Consider another example: throughout Europe, in an effort to protect the privacy of individuals who were involved in newsworthy events of the past that are no longer considered of relevance at this time, a right to be forgotten
has been adopted that requires entities such as Google, at the request of the individuals involved, to remove links to previously published material that refers to them. As a result, published descriptions of many events of the past that were widely and truthfully reported on, including public judicial proceedings, are unavailable throughout Europe via Google.
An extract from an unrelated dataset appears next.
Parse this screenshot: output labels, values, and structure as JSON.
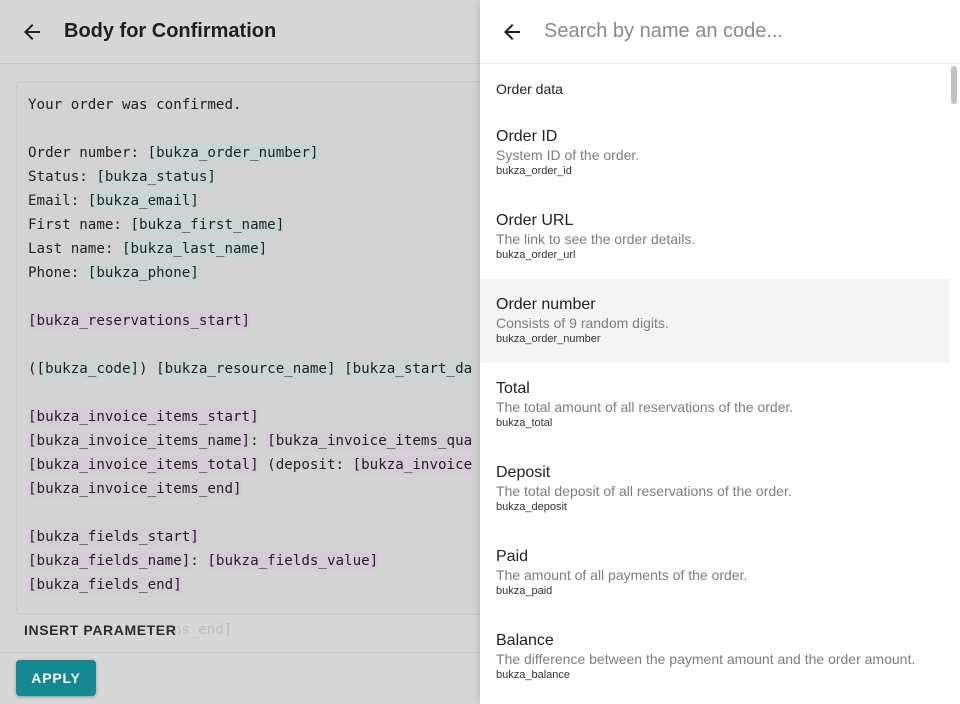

So far, Google has removed links to more than five hundred thousand previously published articles. Thus, the law’s proponents believe, compelling privacy interests are protected. Why, European law asks, must a victim of no current public note of a crime from years ago or even the perpetrator of a little-recalled crime of yesteryear be defined today by a Google summary of their past pain or misconduct? How, American law responds, can a government be permitted to ban the disclosure of truthful information about matters of public interest of the past without assaulting history itself?
This essay is divided into six brief chapters. The first is primarily historical in nature, tracing the debates over ratification of the Constitution as originally drafted without any First Amendment or other provision of the Bill of Rights. It concludes that the central purpose of the First Amendment was to impose strict limits on governmental authority over religion, speech, and press and that recent arguments, primarily by liberal jurists and scholars, to the contrary are unpersuasive. It offers a look at life in the United States until well into the twentieth century, a period during which the First Amendment was virtually invisible. So slight a role did it then play that the United States of a hundred years ago would be virtually unrecognizable to anyone today who was transported back to that time, a time a few years before socialists (including presidential candidate Eugene V. Debs) would be imprisoned for their opposition to America’s participation in the First World War. So insignificant a role did the First Amendment then play that a novel such as Ulysses could not be legally sold in the United States until the 1930s and criticism of the judiciary was subject to stern sanctions until the 1940s. So hidden was the authority of the First Amendment that not a single act of Congress was held unconstitutional under it until 1965.
The second chapter compares the extraordinary level of legal protection afforded to speech in the United States with that of other countries. The constitutionally required tolerance for hate speech is one example. Others include the far greater use of libel and privacy law in nations that lack the constraining force of a First Amendment and the far more stringent limitations on such claims in the United States.
The third chapter describes a seminal but too-little- recalled First Amendment case decided in 1941, one that decisively rejected English law as a guide for the United States. While that case, Bridges v. California, dealt specifically with free speech as it related to courts and judges, its impact has been great and wide-ranging, setting America on the path of providing far more legal protection for free expression than exists or has ever existed elsewhere.
The fourth and fifth chapters examine two areas in which American law deviates with particular clarity and impact from laws applied elsewhere: the so-called right to be forgotten and the controversial body of law that provides First Amendment protection for unlimited spending by individuals and corporations in political campaigns, rulings that are contrary to those in other democratic nations.